Promouvoir le don de moelle.
Mais les deux membres de l'équipe l'assurent, le classement n'est en aucun cas le but. D'autant moins qu'avec six autres concurrents, dont un pharmacien, ils ont constitué une équipe qui, à l'instar de quelques autres, entendent mettre à profit la médiatisation du trail pour mettre en avant des enjeux de santé : recherche sur la sclérose en plaques ou aide aux enfants malades. Sont inscrites des associations comme A chacun son Everest, Retina France, l'Amicale marocaine des handicapés, Enfance Maghreb Avenir.
Eux, les membres de Graindefoly-X trem team, sous pavillon France Adot, vont marcher pour promouvoir le don de moelle osseuse. Une initiative qui revient au Pr Cassuto, dont le service se situe en deuxième position parmi les centres français qui réalisent des greffes de sang de cordon. «Il faut informer et rassurer le public, explique-t-il ; souvent, les gens redoutent que, sitôt qu'ils se proposent comme donneur, on leur prenne leur moelle, avec une intervention relativement lourde. En réalité, on se contente de leur prélever une goutte de sang pour procéder au typage HLA et quand vient l'étape du don, dans près de la moitié des cas, on procède maintenant par cytaphérèse, de manière parfaitement indolore.» Cet argumentaire, le Pr Cassuto entend le servir aux nombreux journalistes qui vont suivre le MDS. C'est pour attirer les caméras accourues dans le désert qu'il a décidé de pratiquer la «mutilation capillaire».
«Avant le départ, les médias se montrent souvent plus empressés pour évoquer l'exploit sportif que pour relayer la cause médicale, déplore le Dr Giaoui.
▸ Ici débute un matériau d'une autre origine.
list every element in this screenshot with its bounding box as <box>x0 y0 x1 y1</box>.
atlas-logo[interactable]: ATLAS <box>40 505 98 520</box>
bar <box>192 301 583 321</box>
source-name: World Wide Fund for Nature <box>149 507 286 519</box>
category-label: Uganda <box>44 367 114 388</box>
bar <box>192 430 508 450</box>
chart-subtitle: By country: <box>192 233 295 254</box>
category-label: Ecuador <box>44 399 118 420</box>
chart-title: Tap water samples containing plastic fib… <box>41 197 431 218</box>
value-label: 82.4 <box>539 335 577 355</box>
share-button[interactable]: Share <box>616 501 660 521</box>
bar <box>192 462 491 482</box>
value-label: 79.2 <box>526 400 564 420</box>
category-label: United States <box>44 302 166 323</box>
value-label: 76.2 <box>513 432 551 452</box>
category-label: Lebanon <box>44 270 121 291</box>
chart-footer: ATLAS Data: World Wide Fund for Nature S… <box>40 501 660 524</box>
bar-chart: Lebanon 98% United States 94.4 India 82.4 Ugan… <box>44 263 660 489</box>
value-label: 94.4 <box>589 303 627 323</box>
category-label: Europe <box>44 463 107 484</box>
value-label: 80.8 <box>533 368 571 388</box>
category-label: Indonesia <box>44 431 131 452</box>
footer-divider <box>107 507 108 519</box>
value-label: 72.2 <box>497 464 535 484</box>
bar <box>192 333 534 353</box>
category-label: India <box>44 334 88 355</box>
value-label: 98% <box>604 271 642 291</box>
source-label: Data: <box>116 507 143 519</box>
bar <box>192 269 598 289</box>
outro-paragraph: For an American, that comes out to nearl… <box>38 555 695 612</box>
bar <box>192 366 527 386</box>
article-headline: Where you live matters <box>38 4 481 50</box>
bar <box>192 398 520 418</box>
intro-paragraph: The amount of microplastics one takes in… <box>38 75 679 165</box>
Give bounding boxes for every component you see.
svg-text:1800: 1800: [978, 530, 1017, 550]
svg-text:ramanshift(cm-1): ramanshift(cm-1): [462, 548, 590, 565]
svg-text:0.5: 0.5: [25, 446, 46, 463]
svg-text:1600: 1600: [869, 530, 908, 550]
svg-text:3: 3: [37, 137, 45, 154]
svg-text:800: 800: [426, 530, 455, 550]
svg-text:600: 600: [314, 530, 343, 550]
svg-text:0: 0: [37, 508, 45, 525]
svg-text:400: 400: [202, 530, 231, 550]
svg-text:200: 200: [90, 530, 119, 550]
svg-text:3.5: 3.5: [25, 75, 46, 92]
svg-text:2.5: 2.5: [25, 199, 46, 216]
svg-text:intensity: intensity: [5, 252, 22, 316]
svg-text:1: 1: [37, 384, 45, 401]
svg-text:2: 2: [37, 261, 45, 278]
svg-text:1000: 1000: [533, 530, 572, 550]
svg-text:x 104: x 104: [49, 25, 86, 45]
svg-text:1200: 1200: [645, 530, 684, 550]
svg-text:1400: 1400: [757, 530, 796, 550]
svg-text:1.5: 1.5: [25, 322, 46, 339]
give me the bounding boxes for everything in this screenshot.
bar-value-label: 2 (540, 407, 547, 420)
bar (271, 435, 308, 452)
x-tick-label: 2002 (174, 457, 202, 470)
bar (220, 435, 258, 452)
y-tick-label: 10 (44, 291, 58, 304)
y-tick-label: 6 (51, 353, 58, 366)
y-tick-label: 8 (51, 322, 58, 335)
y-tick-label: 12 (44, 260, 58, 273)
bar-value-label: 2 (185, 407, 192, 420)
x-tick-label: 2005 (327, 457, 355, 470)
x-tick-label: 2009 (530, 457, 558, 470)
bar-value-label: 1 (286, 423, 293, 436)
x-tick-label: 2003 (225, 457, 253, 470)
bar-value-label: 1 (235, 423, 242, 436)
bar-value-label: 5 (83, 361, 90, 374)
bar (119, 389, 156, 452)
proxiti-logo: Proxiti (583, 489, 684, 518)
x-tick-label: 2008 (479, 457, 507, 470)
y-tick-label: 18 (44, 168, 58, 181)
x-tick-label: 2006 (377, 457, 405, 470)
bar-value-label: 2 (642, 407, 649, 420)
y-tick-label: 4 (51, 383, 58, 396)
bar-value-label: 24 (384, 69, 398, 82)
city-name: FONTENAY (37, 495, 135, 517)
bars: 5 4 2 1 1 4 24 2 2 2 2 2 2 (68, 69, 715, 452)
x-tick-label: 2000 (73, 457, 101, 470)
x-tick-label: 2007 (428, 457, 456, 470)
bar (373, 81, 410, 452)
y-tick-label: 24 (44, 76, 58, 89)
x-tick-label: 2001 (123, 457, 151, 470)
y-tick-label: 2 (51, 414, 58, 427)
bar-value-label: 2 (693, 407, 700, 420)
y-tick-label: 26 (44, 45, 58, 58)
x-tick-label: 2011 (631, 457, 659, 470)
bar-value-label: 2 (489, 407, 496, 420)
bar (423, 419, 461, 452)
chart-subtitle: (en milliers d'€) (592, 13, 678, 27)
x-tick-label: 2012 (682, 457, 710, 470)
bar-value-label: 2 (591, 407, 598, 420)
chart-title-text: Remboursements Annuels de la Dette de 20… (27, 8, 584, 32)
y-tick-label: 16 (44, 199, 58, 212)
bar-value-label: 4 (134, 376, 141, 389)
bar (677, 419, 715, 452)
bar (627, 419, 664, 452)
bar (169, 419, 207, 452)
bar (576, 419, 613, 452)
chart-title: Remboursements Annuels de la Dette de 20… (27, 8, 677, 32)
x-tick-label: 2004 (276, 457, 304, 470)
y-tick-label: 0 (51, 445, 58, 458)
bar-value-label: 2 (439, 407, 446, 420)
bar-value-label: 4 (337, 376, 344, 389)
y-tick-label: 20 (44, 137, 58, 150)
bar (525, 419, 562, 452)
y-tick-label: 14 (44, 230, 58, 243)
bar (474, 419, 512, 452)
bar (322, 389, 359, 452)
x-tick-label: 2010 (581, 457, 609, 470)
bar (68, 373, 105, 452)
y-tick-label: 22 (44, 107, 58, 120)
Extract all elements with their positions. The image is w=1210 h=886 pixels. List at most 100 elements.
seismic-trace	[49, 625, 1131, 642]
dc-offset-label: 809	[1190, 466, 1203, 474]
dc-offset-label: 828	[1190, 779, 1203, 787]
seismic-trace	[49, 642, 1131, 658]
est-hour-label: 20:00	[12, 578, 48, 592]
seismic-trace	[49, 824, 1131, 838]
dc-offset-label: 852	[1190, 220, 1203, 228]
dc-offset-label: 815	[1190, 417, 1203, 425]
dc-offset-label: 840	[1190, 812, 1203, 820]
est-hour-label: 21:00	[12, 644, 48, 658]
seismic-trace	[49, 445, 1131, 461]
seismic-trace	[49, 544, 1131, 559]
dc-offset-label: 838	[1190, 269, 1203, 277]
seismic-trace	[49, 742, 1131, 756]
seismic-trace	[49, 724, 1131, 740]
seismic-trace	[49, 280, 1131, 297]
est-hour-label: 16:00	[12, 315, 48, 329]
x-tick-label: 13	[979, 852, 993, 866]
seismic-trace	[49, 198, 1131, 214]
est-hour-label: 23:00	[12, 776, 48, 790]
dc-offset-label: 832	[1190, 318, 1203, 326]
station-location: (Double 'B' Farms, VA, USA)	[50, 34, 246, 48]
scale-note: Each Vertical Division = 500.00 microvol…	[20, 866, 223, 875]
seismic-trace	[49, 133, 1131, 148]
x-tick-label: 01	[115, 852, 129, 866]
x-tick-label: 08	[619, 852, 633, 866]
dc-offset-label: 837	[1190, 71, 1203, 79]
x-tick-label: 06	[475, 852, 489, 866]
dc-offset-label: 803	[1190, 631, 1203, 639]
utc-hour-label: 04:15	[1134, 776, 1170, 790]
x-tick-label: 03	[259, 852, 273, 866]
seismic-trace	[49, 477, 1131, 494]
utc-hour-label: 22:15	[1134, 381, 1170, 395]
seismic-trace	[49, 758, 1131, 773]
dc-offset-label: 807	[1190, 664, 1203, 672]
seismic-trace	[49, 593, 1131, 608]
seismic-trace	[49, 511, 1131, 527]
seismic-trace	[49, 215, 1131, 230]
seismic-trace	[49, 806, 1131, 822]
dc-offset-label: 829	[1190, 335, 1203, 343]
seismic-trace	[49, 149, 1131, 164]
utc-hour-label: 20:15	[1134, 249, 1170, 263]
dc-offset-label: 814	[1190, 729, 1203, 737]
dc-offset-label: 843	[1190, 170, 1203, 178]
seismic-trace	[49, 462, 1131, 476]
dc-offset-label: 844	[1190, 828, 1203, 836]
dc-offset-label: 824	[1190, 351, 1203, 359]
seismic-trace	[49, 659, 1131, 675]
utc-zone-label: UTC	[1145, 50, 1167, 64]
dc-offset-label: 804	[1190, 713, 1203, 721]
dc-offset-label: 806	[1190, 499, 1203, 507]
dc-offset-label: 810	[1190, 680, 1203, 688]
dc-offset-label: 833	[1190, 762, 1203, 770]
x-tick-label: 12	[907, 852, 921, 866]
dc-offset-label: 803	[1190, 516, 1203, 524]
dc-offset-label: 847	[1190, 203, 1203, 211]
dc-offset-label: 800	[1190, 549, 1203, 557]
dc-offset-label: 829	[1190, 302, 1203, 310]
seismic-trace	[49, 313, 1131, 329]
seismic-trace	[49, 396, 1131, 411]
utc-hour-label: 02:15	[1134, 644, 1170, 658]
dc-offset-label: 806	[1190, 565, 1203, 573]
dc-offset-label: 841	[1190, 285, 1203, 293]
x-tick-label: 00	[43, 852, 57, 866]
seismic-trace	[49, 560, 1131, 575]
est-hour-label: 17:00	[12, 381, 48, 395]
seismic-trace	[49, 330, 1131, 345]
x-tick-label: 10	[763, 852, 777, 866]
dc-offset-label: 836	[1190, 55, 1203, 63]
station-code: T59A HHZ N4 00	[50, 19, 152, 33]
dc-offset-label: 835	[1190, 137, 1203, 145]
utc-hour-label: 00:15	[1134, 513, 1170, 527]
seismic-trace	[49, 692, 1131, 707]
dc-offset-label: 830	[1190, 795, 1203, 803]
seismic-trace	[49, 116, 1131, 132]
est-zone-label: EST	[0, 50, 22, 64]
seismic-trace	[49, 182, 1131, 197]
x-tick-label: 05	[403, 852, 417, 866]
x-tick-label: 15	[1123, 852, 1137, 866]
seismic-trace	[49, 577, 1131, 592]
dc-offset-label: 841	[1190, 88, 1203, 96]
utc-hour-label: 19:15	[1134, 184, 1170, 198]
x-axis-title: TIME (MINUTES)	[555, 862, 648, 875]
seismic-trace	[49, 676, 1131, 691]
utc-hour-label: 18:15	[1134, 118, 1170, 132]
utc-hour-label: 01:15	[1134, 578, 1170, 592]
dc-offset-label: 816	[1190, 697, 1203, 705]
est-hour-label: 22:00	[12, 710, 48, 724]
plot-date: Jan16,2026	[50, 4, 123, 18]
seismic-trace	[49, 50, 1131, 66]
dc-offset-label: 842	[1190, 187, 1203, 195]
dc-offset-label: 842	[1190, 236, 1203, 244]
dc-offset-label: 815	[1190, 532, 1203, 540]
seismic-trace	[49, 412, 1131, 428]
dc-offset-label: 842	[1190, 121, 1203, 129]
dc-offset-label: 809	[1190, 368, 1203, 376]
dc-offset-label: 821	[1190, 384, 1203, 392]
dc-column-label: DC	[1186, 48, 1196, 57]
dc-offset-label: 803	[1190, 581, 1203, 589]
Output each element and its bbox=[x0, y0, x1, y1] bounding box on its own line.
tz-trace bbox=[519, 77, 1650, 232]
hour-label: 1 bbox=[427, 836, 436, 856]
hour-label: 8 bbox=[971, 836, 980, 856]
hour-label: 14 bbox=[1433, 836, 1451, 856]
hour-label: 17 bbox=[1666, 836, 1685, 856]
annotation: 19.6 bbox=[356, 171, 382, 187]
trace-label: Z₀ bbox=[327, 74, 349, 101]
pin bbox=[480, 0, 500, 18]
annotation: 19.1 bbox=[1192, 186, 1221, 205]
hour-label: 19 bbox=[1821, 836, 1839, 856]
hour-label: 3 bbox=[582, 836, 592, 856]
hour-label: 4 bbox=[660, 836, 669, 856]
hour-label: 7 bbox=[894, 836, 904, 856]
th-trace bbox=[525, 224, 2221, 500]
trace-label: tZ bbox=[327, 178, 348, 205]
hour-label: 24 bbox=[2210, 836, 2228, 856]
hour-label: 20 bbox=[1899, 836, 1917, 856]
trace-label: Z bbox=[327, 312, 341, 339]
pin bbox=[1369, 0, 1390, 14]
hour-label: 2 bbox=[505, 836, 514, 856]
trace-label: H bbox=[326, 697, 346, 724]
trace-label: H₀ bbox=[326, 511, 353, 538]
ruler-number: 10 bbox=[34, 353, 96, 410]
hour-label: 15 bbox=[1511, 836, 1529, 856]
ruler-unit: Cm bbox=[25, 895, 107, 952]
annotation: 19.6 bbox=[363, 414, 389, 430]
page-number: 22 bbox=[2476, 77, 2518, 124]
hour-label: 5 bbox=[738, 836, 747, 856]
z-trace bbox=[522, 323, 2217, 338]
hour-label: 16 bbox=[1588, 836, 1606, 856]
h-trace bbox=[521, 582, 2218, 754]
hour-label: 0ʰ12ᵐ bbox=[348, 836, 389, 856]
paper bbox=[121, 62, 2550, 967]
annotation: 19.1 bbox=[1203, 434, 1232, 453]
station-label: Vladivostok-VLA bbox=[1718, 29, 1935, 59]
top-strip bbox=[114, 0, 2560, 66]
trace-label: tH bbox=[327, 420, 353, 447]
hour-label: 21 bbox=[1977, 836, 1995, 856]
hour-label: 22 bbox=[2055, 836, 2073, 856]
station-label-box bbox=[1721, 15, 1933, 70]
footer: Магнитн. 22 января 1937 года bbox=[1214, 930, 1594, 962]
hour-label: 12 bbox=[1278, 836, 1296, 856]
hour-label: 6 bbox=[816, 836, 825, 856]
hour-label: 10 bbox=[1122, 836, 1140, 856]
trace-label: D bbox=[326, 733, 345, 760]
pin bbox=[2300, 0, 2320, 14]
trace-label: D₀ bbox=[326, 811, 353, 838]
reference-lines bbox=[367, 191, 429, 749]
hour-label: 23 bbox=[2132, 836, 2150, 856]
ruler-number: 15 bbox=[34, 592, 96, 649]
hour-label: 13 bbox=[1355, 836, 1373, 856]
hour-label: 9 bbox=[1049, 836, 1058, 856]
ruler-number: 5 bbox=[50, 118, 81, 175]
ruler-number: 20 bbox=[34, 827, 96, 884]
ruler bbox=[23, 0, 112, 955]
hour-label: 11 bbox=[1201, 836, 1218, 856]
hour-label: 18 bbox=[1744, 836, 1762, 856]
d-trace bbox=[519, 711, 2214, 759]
J'ai parfois l'impression qu'il faudrait que je sois moi-même atteint de leucémie pour mériter leur attention.» Pour l'heure, le radiologue ne souffre que de pathologies ostéomusculaires liées à ses entraînements (tendinites, déchirures musculaires). Le PU-PH niçois avoue pour sa part une fracture de fatigue du calcaneum et une rupture partielle du tendon d'Achille. Mais pas de quoi ébranler les motivations des deux médecins marathoniens du désert à quelques heures de leur épopée saharienne.